It's already been growing plenty. When Volley America merged with the AVP in 2018, grass was at the forefront of AVPAmerica Director Carly Gant's priorities.
"There is an emerging sport that we are bringing continuity to but still giving it its space to be what it always has been," she said. "We are providing opportunities for all levels of players to compete while helping grow the local tours and volleyball communities. Our partnership with USAV is integral in breaking into the indoor market and getting some of those players onto the grass for an easier transition. Working with Phil and Jen [Dalhausser's wife] has been so fun. We plan to have Phil attend several more Grass Tour events including Grass Nationals in Chattanooga this year.
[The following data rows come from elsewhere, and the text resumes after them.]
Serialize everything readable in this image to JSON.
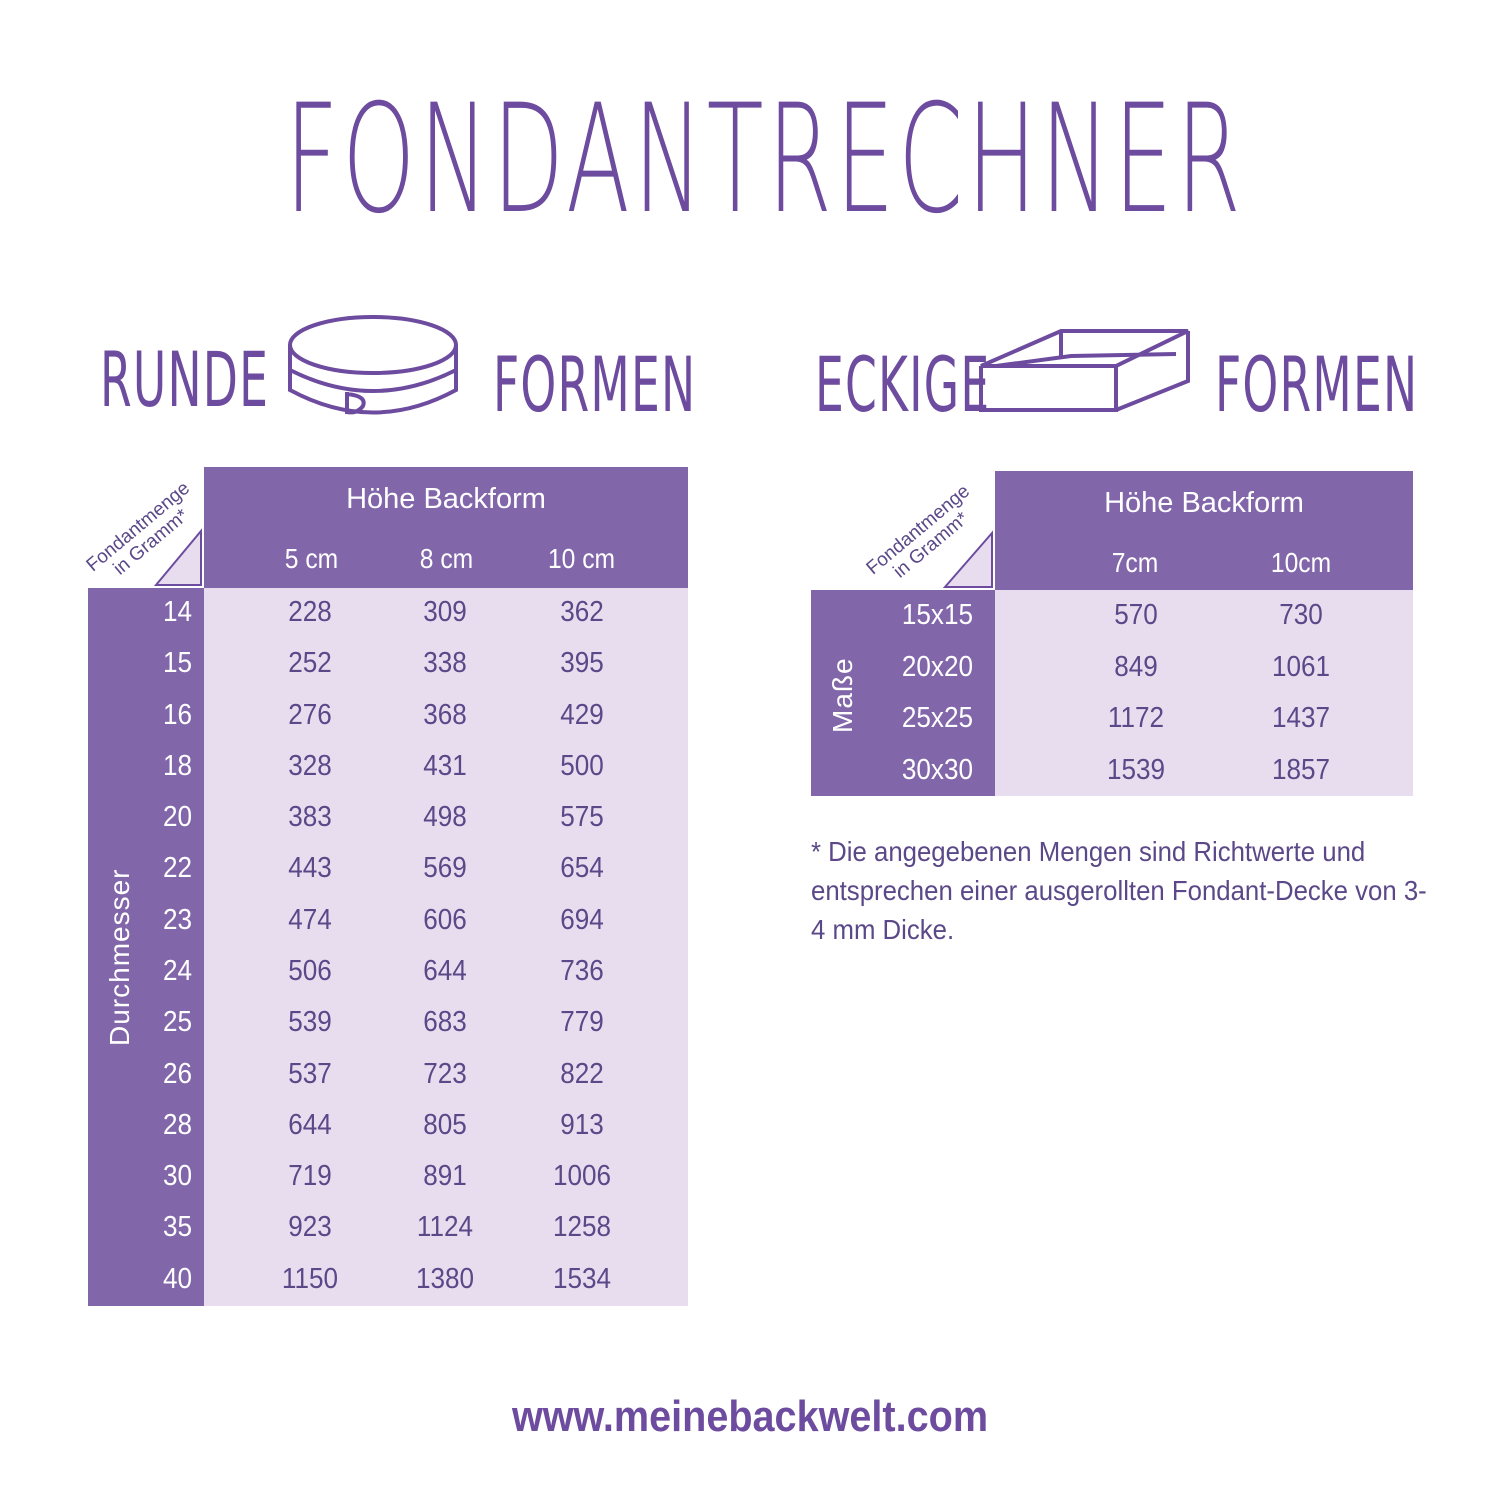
{
  "title": "FONDANTRECHNER",
  "round": {
    "heading_left": "RUNDE",
    "heading_right": "FORMEN",
    "icon": "round-cake-ring-icon",
    "corner_label_line1": "Fondantmenge",
    "corner_label_line2": "in Gramm*",
    "header_title": "Höhe Backform",
    "columns": [
      "5 cm",
      "8 cm",
      "10 cm"
    ],
    "row_axis_label": "Durchmesser",
    "rows": [
      {
        "label": "14",
        "values": [
          "228",
          "309",
          "362"
        ]
      },
      {
        "label": "15",
        "values": [
          "252",
          "338",
          "395"
        ]
      },
      {
        "label": "16",
        "values": [
          "276",
          "368",
          "429"
        ]
      },
      {
        "label": "18",
        "values": [
          "328",
          "431",
          "500"
        ]
      },
      {
        "label": "20",
        "values": [
          "383",
          "498",
          "575"
        ]
      },
      {
        "label": "22",
        "values": [
          "443",
          "569",
          "654"
        ]
      },
      {
        "label": "23",
        "values": [
          "474",
          "606",
          "694"
        ]
      },
      {
        "label": "24",
        "values": [
          "506",
          "644",
          "736"
        ]
      },
      {
        "label": "25",
        "values": [
          "539",
          "683",
          "779"
        ]
      },
      {
        "label": "26",
        "values": [
          "537",
          "723",
          "822"
        ]
      },
      {
        "label": "28",
        "values": [
          "644",
          "805",
          "913"
        ]
      },
      {
        "label": "30",
        "values": [
          "719",
          "891",
          "1006"
        ]
      },
      {
        "label": "35",
        "values": [
          "923",
          "1124",
          "1258"
        ]
      },
      {
        "label": "40",
        "values": [
          "1150",
          "1380",
          "1534"
        ]
      }
    ]
  },
  "square": {
    "heading_left": "ECKIGE",
    "heading_right": "FORMEN",
    "icon": "square-cake-box-icon",
    "corner_label_line1": "Fondantmenge",
    "corner_label_line2": "in Gramm*",
    "header_title": "Höhe Backform",
    "columns": [
      "7cm",
      "10cm"
    ],
    "row_axis_label": "Maße",
    "rows": [
      {
        "label": "15x15",
        "values": [
          "570",
          "730"
        ]
      },
      {
        "label": "20x20",
        "values": [
          "849",
          "1061"
        ]
      },
      {
        "label": "25x25",
        "values": [
          "1172",
          "1437"
        ]
      },
      {
        "label": "30x30",
        "values": [
          "1539",
          "1857"
        ]
      }
    ]
  },
  "footnote": "* Die angegebenen Mengen sind Richtwerte und entsprechen einer ausgerollten Fondant-Decke von 3-4 mm Dicke.",
  "website": "www.meinebackwelt.com",
  "colors": {
    "primary": "#8266aa",
    "light": "#e8ddef",
    "text": "#5b4888",
    "title": "#6d4c9f"
  }
}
Be on the lookout for some interesting things there this year, as Chattanooga also offers two sand volleyball courts. We are working on the programming now for that event. Grass and sand in one place is awesome!"
Throughout, Dalhausser, a consummate learner, will be taking notes – here's how you format a tournament, here's how you attain permits, here's how you keep things running when the inevitable Florida rain sprinkles or pours in buckets from the sky. Soon, he'll be making use of those soccer fields down the street.
Soon, Phil Dalhausser, one of the greatest to ever touch a beach volleyball, will be making his own transition to the grass, marrying the two sports together in the perpetual growth of the game, no matter the surface.